The Importance of Expert Witnesses in Medical Malpractice Cases
- Posted on: Mar 20 2019
Do I need an expert witness to testify in my medical malpractice action?
Medical malpractice cases involve complex medical and legal issues. Non-doctors lack the medical knowledge to be able to make an informed decision as to whether the doctor in question acted negligently. For this reason, it is critical that medical malpractice plaintiffs secure the testimony of an experienced expert witness. Our New York City medical malpractice lawyers discuss the importance of expert witnesses in medical malpractice cases and how you can find an expert witness below.
Expert Witnesses Are Necessary in Medical Malpractice Cases
Medical malpractice cases in New York will nearly always require expert witness testimony. Absent an expert witness, the case may be dismissed early on for lack of evidence. Medical expert witnesses are needed in malpractice cases because these cases are too complicated for a jury to decide on their own.
Medical experts will be allowed to testify to two main questions in a medical malpractice case: 1) did the defendant doctor follow the standard of care for doctors in the same field under similar circumstances? and 2) did the defendant doctor’s failure to meet the standard of care result in the patient’s injury?
Medical experts will offer vital testimony as to what a normal and competent physician would have done in a similar situation. The expert will base this testimony on his or her own personal experience, as well as standards established by medical publications or medical boards.

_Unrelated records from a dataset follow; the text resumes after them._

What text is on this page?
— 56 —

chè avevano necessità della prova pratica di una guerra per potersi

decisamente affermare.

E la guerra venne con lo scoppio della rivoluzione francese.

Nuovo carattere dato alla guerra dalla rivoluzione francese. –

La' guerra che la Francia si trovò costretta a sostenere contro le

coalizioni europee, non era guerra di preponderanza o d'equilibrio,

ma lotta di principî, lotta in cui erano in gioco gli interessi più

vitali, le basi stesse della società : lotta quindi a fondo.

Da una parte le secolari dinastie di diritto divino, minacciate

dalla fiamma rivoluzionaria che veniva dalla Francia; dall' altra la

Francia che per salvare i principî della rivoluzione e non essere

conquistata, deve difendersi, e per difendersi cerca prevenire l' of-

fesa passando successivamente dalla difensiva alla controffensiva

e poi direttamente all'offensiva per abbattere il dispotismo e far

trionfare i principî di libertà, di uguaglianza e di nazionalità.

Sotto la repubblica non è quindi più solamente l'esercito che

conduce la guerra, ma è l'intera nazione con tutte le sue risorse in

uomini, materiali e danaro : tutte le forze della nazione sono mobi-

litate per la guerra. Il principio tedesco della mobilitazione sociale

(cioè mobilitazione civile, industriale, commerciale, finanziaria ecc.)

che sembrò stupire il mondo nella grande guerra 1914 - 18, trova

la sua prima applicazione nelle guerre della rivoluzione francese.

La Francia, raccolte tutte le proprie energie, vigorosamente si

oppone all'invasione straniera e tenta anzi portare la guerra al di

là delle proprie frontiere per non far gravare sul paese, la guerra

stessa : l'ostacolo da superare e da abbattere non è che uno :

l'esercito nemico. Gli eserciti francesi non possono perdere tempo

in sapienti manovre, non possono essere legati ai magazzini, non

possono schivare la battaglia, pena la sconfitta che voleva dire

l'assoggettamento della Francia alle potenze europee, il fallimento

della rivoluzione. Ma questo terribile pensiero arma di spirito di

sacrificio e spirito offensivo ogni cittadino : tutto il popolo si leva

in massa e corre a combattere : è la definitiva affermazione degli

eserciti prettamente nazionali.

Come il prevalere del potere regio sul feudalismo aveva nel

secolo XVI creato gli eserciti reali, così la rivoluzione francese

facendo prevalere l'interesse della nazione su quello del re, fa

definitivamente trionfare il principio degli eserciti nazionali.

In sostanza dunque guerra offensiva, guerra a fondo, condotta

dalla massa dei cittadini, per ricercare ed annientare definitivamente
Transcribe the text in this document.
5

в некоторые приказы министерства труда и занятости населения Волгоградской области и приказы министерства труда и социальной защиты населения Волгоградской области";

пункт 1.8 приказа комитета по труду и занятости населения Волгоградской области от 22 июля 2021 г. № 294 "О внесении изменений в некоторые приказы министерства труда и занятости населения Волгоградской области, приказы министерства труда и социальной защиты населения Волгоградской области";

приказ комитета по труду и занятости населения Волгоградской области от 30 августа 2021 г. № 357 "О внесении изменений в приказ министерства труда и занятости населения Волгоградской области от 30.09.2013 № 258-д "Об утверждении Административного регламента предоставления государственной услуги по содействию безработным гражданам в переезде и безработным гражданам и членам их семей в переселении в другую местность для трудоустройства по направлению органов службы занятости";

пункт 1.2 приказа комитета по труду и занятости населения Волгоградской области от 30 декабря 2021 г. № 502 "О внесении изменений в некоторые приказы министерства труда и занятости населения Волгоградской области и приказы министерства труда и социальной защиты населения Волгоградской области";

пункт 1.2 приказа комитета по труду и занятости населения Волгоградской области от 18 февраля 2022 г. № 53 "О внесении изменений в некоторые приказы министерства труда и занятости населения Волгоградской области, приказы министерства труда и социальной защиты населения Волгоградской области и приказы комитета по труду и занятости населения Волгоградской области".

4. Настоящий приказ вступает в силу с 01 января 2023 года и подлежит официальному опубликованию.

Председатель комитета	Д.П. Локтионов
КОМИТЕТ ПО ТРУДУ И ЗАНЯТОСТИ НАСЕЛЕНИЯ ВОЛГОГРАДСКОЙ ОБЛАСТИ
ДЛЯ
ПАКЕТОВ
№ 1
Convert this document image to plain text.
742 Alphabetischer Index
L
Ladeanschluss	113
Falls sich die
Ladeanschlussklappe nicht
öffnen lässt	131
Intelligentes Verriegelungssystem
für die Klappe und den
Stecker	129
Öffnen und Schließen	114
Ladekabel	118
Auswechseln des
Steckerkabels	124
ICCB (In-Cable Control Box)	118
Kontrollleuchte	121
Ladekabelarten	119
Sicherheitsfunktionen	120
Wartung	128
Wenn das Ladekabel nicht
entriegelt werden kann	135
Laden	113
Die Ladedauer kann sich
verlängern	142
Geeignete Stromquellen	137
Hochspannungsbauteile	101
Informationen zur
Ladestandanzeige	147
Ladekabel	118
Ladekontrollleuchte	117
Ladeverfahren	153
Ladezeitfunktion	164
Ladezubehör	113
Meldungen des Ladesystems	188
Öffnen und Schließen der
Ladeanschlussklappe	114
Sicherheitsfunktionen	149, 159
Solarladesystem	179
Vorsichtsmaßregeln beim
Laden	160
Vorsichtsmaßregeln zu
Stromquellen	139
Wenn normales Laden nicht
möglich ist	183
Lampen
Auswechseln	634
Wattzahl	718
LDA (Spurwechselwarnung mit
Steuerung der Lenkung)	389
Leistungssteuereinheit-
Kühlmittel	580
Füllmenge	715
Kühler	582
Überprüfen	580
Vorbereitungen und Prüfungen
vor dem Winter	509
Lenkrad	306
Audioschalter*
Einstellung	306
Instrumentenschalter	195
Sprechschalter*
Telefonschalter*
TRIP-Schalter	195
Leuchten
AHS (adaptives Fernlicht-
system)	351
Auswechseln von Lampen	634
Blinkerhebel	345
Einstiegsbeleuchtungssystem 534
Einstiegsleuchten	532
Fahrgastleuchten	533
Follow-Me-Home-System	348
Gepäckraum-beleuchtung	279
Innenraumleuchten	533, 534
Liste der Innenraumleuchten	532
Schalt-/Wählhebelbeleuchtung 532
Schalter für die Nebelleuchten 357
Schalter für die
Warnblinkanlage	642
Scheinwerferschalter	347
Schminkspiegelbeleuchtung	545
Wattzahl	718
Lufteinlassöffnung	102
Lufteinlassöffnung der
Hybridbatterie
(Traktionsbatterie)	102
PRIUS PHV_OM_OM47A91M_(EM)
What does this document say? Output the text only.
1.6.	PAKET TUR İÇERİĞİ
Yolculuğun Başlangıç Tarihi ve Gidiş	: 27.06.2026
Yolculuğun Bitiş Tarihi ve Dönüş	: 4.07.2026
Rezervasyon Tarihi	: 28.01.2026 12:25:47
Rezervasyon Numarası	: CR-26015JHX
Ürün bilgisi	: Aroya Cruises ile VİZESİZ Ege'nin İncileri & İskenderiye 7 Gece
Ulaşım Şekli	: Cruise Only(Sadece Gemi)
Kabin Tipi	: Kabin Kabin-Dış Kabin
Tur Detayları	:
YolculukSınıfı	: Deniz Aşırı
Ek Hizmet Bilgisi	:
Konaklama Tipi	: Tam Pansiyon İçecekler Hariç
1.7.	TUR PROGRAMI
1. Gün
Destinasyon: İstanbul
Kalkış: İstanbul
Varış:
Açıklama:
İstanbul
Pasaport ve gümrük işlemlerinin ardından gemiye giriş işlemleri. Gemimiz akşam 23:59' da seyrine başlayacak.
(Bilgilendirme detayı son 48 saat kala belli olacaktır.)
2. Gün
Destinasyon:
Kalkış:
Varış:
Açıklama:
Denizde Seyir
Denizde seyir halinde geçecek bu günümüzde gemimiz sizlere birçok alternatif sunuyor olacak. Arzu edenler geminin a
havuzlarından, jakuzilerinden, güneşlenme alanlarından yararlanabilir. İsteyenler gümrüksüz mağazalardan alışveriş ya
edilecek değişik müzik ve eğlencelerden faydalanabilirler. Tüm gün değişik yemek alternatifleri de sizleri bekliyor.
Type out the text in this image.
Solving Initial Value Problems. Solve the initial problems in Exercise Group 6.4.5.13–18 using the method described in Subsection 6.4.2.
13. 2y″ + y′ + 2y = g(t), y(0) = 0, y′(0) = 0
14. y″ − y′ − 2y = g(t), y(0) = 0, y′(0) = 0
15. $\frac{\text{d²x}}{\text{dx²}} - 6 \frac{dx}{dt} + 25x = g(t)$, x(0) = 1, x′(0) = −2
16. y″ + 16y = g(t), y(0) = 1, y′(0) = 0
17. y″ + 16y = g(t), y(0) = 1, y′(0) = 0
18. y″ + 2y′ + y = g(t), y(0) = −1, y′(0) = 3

Once the standards for a doctor in the field have been established, the expert can then offer testimony that supports a finding that the doctor’s negligence caused the plaintiff’s injuries.
Finding an Expert Witness
Your attorney will often prove instrumental in finding an expert witness who meets the qualifications and will offer strong support for your case. Often, a physician in the medical field in question will make a powerful expert witness. For example, if the case involves a surgical error, your expert witness will likely be a surgeon in the relevant field. For cases involving general medicine, any number of doctors could meet the qualifications. You will generally need to identify your expert witness and provide a summary of his or her proposed testimony early on in the case.